All councils in England and Wales will be given new powers to fine drivers who commit “moving traffic offences”, it has been confirmed.

The scheme – which is already in force in London and Cardiff – forms part of plans designed to improve the safety of roads for cyclists and pedestrians.

According to reports, the new powers will enable local authorities to hand out on-the-spot penalty fines of up to £70 for offences such as stopping dead in a yellow box junction, making an illegal turn, or driving down a “no entry” road – known as moving traffic offences.

It will be the first time councils outside of London and Cardiff are granted powers to fine motorists for such offences under the Traffic Management Act.
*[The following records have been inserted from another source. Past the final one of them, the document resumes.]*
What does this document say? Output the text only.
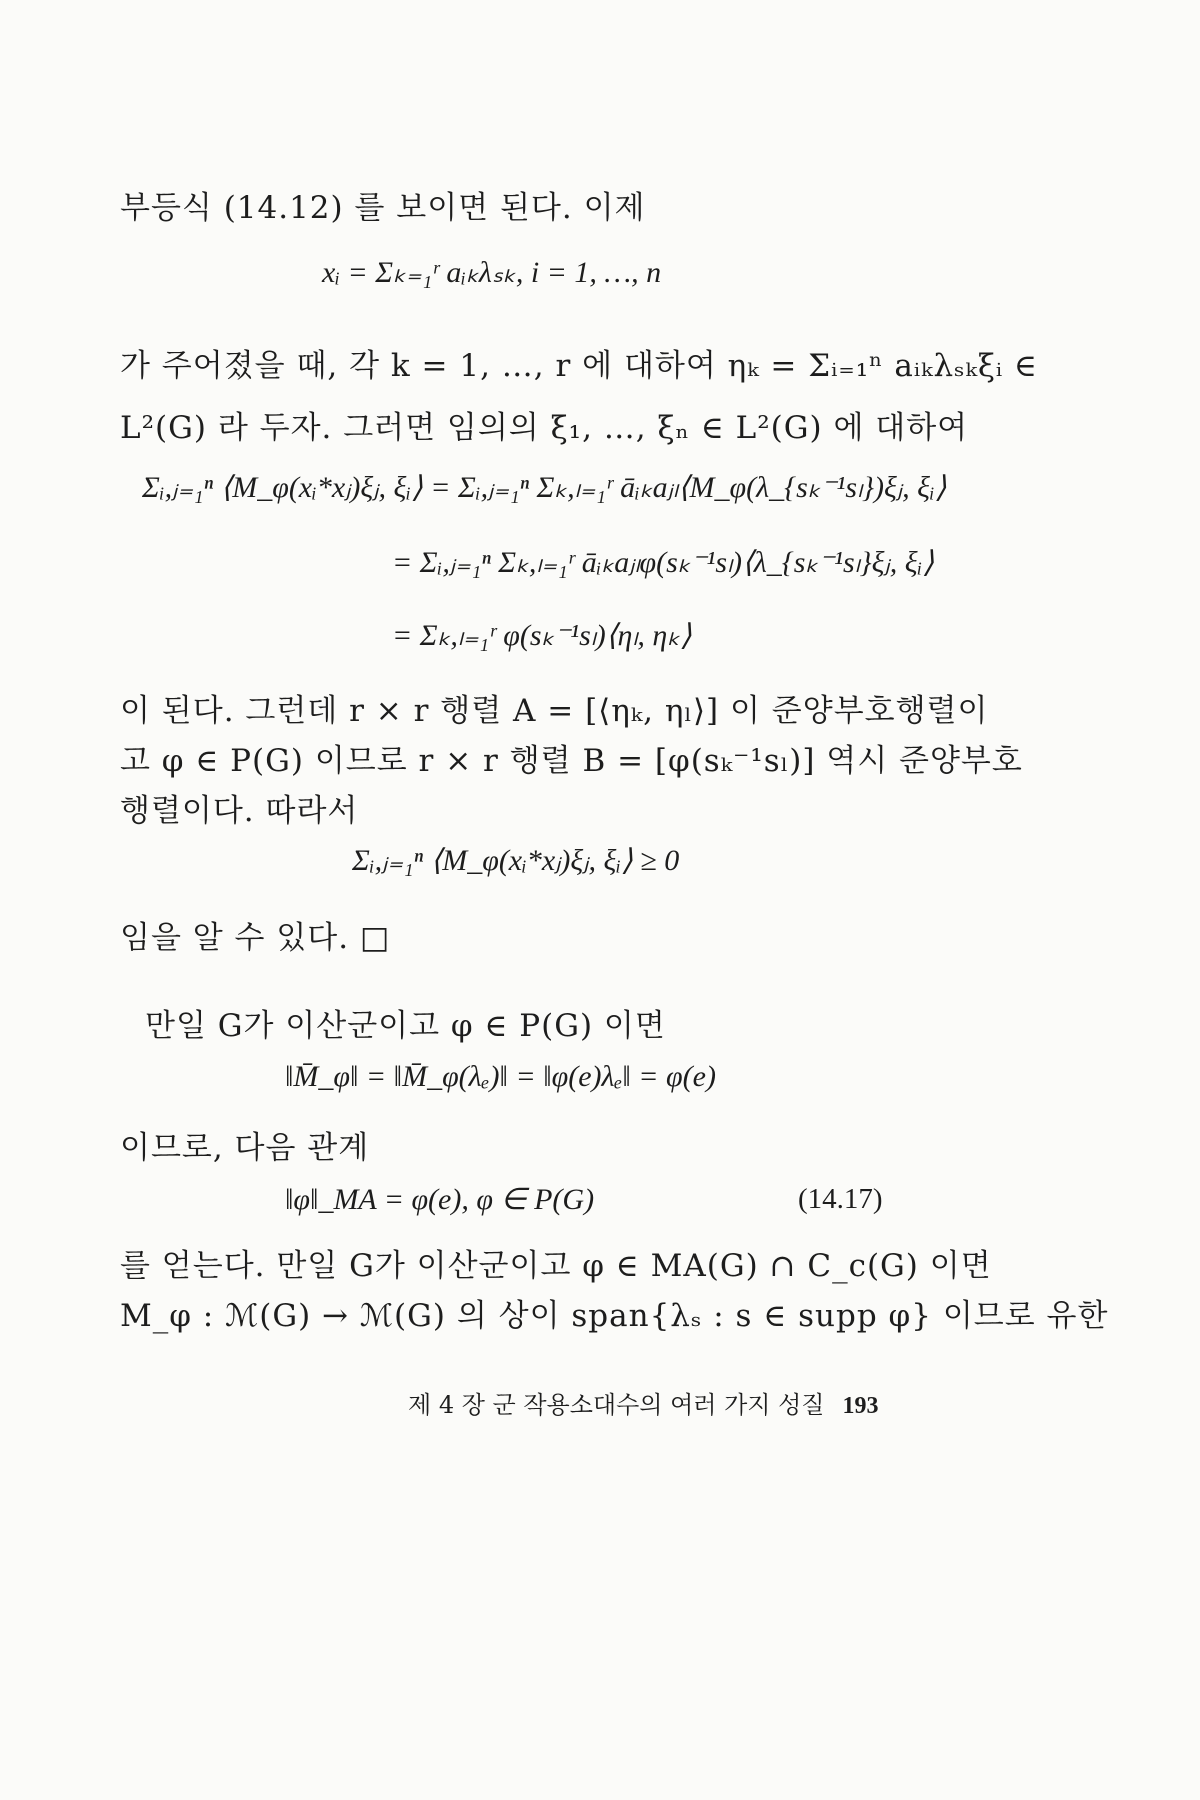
부등식 (14.12) 를 보이면 된다. 이제
xᵢ = Σₖ₌₁ʳ aᵢₖλₛₖ, i = 1, …, n
가 주어졌을 때, 각 k = 1, …, r 에 대하여 ηₖ = Σᵢ₌₁ⁿ aᵢₖλₛₖξᵢ ∈
L²(G) 라 두자. 그러면 임의의 ξ₁, …, ξₙ ∈ L²(G) 에 대하여
Σᵢ,ⱼ₌₁ⁿ ⟨M_φ(xᵢ*xⱼ)ξⱼ, ξᵢ⟩ = Σᵢ,ⱼ₌₁ⁿ Σₖ,ₗ₌₁ʳ āᵢₖaⱼₗ⟨M_φ(λ_{sₖ⁻¹sₗ})ξⱼ, ξᵢ⟩
= Σᵢ,ⱼ₌₁ⁿ Σₖ,ₗ₌₁ʳ āᵢₖaⱼₗφ(sₖ⁻¹sₗ)⟨λ_{sₖ⁻¹sₗ}ξⱼ, ξᵢ⟩
= Σₖ,ₗ₌₁ʳ φ(sₖ⁻¹sₗ)⟨ηₗ, ηₖ⟩
이 된다. 그런데 r × r 행렬 A = [⟨ηₖ, ηₗ⟩] 이 준양부호행렬이
고 φ ∈ P(G) 이므로 r × r 행렬 B = [φ(sₖ⁻¹sₗ)] 역시 준양부호
행렬이다. 따라서
Σᵢ,ⱼ₌₁ⁿ ⟨M_φ(xᵢ*xⱼ)ξⱼ, ξᵢ⟩ ≥ 0
임을 알 수 있다. □
만일 G가 이산군이고 φ ∈ P(G) 이면
‖M̄_φ‖ = ‖M̄_φ(λₑ)‖ = ‖φ(e)λₑ‖ = φ(e)
이므로, 다음 관계
‖φ‖_MA = φ(e), φ ∈ P(G)	(14.17)
를 얻는다. 만일 G가 이산군이고 φ ∈ MA(G) ∩ C_c(G) 이면
M_φ : ℳ(G) → ℳ(G) 의 상이 span{λₛ : s ∈ supp φ} 이므로 유한
제 4 장 군 작용소대수의 여러 가지 성질 193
Commenting on the plans, transport minister Baroness Vere said: “Local authorities will need the tools to manage roads in the way that best serves local needs, which may vary in different parts of the country, and it is this ethos of localism that lies behind our decision to give more powers to local authorities under the Traffic Management Act.”

She added: “They will be expected to use these powers to improve connectivity, boost active travel, and increase air quality by reducing congestion.

“And to ensure this change is fair, we will publish guidance for local authorities, so they can make drivers aware that enforcement is being undertaken.”

RAC spokesman Simon Williams cautiously welcomed the plans but remains “fearful” that councils will simply use the powers to generate additional revenue.

According to the latest statistics, London authorities and Cardiff Council generated some £58.2 million in penalties in 2018/19 – an increase of 25 per cent compared to the previous year.

“It’s right that councils outside London have the ability to enforce known rule-breaking hotspots, but we’re fearful that some authorities may be over-enthusiastic in using their new powers for revenue raising reasons, to the detriment of drivers,” said Mr Williams.

“While the Government has pledged to give councils advice on how best to let drivers know enforcement is taking place, what’s really needed is clear guidance on making sure enforcement is always carried out fairly. Drivers who blatantly ignore signage or highway rules should expect penalties, but there are instances which are not always clear-cut.”

This is particularly true for yellow box junctions, he adds, as they are often poorly designed and “problematic to cross without stopping”.

“It’s important common sense is applied rather than instantly issuing penalties to drivers. The first thing councils should do is review the road layout at these junctions to make sure drivers can negotiate them at all times, but especially at busy periods.”

The new powers are set to come into effect from December 2021.